Seeking methods of fuel production that are in sync with nature is one of today’s biggest challenges. Not surprisingly, several solutions can be found beneath the sea. Global Seawater, a company that studies possibilities of renewable, ocean-based agriculture, is testing a common sea plant called Salicornia that can provide more high quality vegetable oil per plant than soybeans. Global Seawater claims one underwater acre of Salicornia would yield 90-100 gallons of biodiesel.   University of Arizona researchers are experimenting with the technology and other projects are underway worldwide… Simple algae are getting the biggest buzz for biofuels.

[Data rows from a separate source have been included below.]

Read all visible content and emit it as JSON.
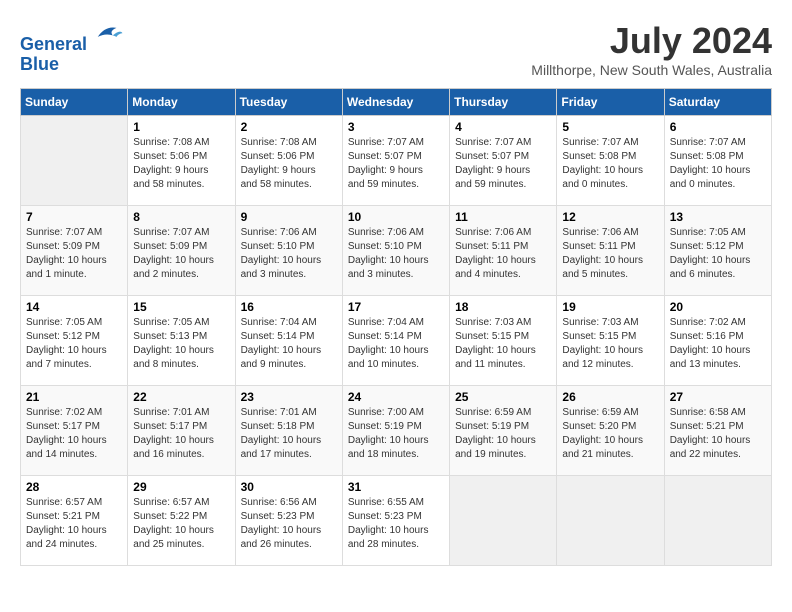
{
  "header": {
    "logo_line1": "General",
    "logo_line2": "Blue",
    "month_title": "July 2024",
    "location": "Millthorpe, New South Wales, Australia"
  },
  "days_of_week": [
    "Sunday",
    "Monday",
    "Tuesday",
    "Wednesday",
    "Thursday",
    "Friday",
    "Saturday"
  ],
  "weeks": [
    [
      {
        "day": "",
        "info": ""
      },
      {
        "day": "1",
        "info": "Sunrise: 7:08 AM\nSunset: 5:06 PM\nDaylight: 9 hours\nand 58 minutes."
      },
      {
        "day": "2",
        "info": "Sunrise: 7:08 AM\nSunset: 5:06 PM\nDaylight: 9 hours\nand 58 minutes."
      },
      {
        "day": "3",
        "info": "Sunrise: 7:07 AM\nSunset: 5:07 PM\nDaylight: 9 hours\nand 59 minutes."
      },
      {
        "day": "4",
        "info": "Sunrise: 7:07 AM\nSunset: 5:07 PM\nDaylight: 9 hours\nand 59 minutes."
      },
      {
        "day": "5",
        "info": "Sunrise: 7:07 AM\nSunset: 5:08 PM\nDaylight: 10 hours\nand 0 minutes."
      },
      {
        "day": "6",
        "info": "Sunrise: 7:07 AM\nSunset: 5:08 PM\nDaylight: 10 hours\nand 0 minutes."
      }
    ],
    [
      {
        "day": "7",
        "info": "Sunrise: 7:07 AM\nSunset: 5:09 PM\nDaylight: 10 hours\nand 1 minute."
      },
      {
        "day": "8",
        "info": "Sunrise: 7:07 AM\nSunset: 5:09 PM\nDaylight: 10 hours\nand 2 minutes."
      },
      {
        "day": "9",
        "info": "Sunrise: 7:06 AM\nSunset: 5:10 PM\nDaylight: 10 hours\nand 3 minutes."
      },
      {
        "day": "10",
        "info": "Sunrise: 7:06 AM\nSunset: 5:10 PM\nDaylight: 10 hours\nand 3 minutes."
      },
      {
        "day": "11",
        "info": "Sunrise: 7:06 AM\nSunset: 5:11 PM\nDaylight: 10 hours\nand 4 minutes."
      },
      {
        "day": "12",
        "info": "Sunrise: 7:06 AM\nSunset: 5:11 PM\nDaylight: 10 hours\nand 5 minutes."
      },
      {
        "day": "13",
        "info": "Sunrise: 7:05 AM\nSunset: 5:12 PM\nDaylight: 10 hours\nand 6 minutes."
      }
    ],
    [
      {
        "day": "14",
        "info": "Sunrise: 7:05 AM\nSunset: 5:12 PM\nDaylight: 10 hours\nand 7 minutes."
      },
      {
        "day": "15",
        "info": "Sunrise: 7:05 AM\nSunset: 5:13 PM\nDaylight: 10 hours\nand 8 minutes."
      },
      {
        "day": "16",
        "info": "Sunrise: 7:04 AM\nSunset: 5:14 PM\nDaylight: 10 hours\nand 9 minutes."
      },
      {
        "day": "17",
        "info": "Sunrise: 7:04 AM\nSunset: 5:14 PM\nDaylight: 10 hours\nand 10 minutes."
      },
      {
        "day": "18",
        "info": "Sunrise: 7:03 AM\nSunset: 5:15 PM\nDaylight: 10 hours\nand 11 minutes."
      },
      {
        "day": "19",
        "info": "Sunrise: 7:03 AM\nSunset: 5:15 PM\nDaylight: 10 hours\nand 12 minutes."
      },
      {
        "day": "20",
        "info": "Sunrise: 7:02 AM\nSunset: 5:16 PM\nDaylight: 10 hours\nand 13 minutes."
      }
    ],
    [
      {
        "day": "21",
        "info": "Sunrise: 7:02 AM\nSunset: 5:17 PM\nDaylight: 10 hours\nand 14 minutes."
      },
      {
        "day": "22",
        "info": "Sunrise: 7:01 AM\nSunset: 5:17 PM\nDaylight: 10 hours\nand 16 minutes."
      },
      {
        "day": "23",
        "info": "Sunrise: 7:01 AM\nSunset: 5:18 PM\nDaylight: 10 hours\nand 17 minutes."
      },
      {
        "day": "24",
        "info": "Sunrise: 7:00 AM\nSunset: 5:19 PM\nDaylight: 10 hours\nand 18 minutes."
      },
      {
        "day": "25",
        "info": "Sunrise: 6:59 AM\nSunset: 5:19 PM\nDaylight: 10 hours\nand 19 minutes."
      },
      {
        "day": "26",
        "info": "Sunrise: 6:59 AM\nSunset: 5:20 PM\nDaylight: 10 hours\nand 21 minutes."
      },
      {
        "day": "27",
        "info": "Sunrise: 6:58 AM\nSunset: 5:21 PM\nDaylight: 10 hours\nand 22 minutes."
      }
    ],
    [
      {
        "day": "28",
        "info": "Sunrise: 6:57 AM\nSunset: 5:21 PM\nDaylight: 10 hours\nand 24 minutes."
      },
      {
        "day": "29",
        "info": "Sunrise: 6:57 AM\nSunset: 5:22 PM\nDaylight: 10 hours\nand 25 minutes."
      },
      {
        "day": "30",
        "info": "Sunrise: 6:56 AM\nSunset: 5:23 PM\nDaylight: 10 hours\nand 26 minutes."
      },
      {
        "day": "31",
        "info": "Sunrise: 6:55 AM\nSunset: 5:23 PM\nDaylight: 10 hours\nand 28 minutes."
      },
      {
        "day": "",
        "info": ""
      },
      {
        "day": "",
        "info": ""
      },
      {
        "day": "",
        "info": ""
      }
    ]
  ]
}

Algae, grown in big ponds, are a favorite because it takes few resources to grow, and it doesn’t compete with food production, a major drawback of other biofuels, like ethanol from corn. In Britain serious efforts are underway to commercialize algae biofuel by 2020 and have it provide a major portion of the country’s fuel needs.. Finally, the biggest eels can produce charges up to 600 watts of electricity, enough to power your computer, monitor, printer and office lighting simultaneously…at least for a moment. Scientists at Yale say electric eels   generate electricity better than many manmade devices. They hope to replicate the eel cells to act as a power source for medical implants.